Failover for Monitoring

You use server and network monitoring software like FrameFlow to make sure your critical systems are up and running but what happens if your monitoring system is down for maintenance or system upgrades?

FrameFlow’s failover options are designed to handle situations like this elegantly and effortlessly. Let’s take a closer look.

Single Site Mode

In single site mode your FrameFlow installation monitors all of your local systems, plus all of your public facing resources such as web sites and FTP servers. To deploy failover monitoring simply install a clean copy of FrameFlow on a second system somewhere in your network. Then go to the Failover settings page, on the new installation, and give it the path to your main installation plus credentials so it can connect.

After a few seconds, the secondary system will pull down your complete monitoring configuration and then show a banner indicating that it has gone into a dormant mode. While dormant, it will regularly check that the primary system is active and synchronize the configuration so it picks up any changes you’ve made on the primary.

Normal operations. Primary handles all monitoring and secondary is dormant.
Normal operations. Primary handles all monitoring and secondary is dormant.

If the secondary detects that the primary is down, it will automatically take over all monitoring actions. When it detects that the primary has become active again, it will go back to its dormant mode and keep synchronizing.

Primary is down. Secondary becomes active and takes over monitoring.
Primary is down. Secondary becomes active and takes over monitoring.

As you can see it all happens automatically without any actions required by you or your staff. The primary can go down in the middle of the night and FrameFlow will make sure your monitoring marches on as usual.

Multi-Site Mode

In multi-site mode things get more interesting. With our multi-site version you have a master console which is used for dashboards, configuration changes and reporting.

You also have one or more remote nodes that do the monitoring at remote sites and call home to the master with the results. More components means more potential points of failure, but FrameFlow has you covered for all cases.

Master Console Failover

The first question is how to handle the case where the master console is down. For this you install a second clean master console on another system. It doesn’t have to be at the same location as your primary. It could be in a different data center in a different country or pretty much anywhere as long as your remote nodes can reach it. You use the failover over options in the settings to give it the path to the primary master console. The master tells each remote node about the secondary.

Normal operations. Primary master communications with remote nodes.
Normal operations. Primary master communications with remote nodes.

From that point onward the remote nodes will call home to the master, but if it can’t be contacted they will try to connect to the secondary.
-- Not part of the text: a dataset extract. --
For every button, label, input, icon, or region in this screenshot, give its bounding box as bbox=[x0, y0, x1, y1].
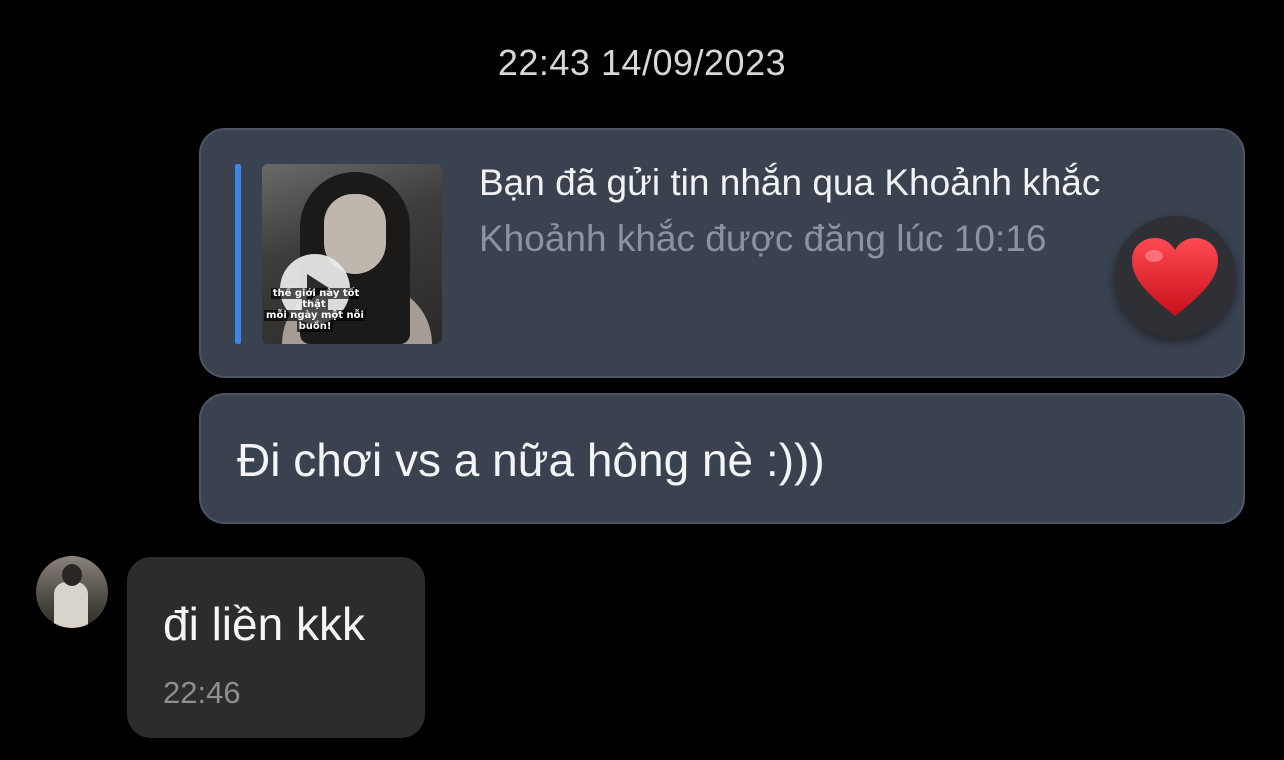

Primary is down. Remote nodes call home to the secondary.
Primary is down. Remote nodes call home to the secondary.

When the primary comes back online the remote nodes switch back to it and normal operations continue.

Remote Node Failover

The second question is what to do if a remote node goes down? The master console will detect that it hasn’t heard from the node and will send alerts, but FrameFlow also offers a failover option for remote nodes.

failover5

To activate a failover remote node, run the setup program on a second system at the remote site. During the configuration phase select the option to install as a failover node. This secondary node will synchronize with the master, but it will be dormant.

failover6

If the primary remote node goes down for any reason, the secondary will take over the monitoring at the site until the primary comes back online.

Dual Failover

The failover options for the master console and the remote nodes can be active at the same time, giving you multi-point failover to ensure your monitoring is always up and running.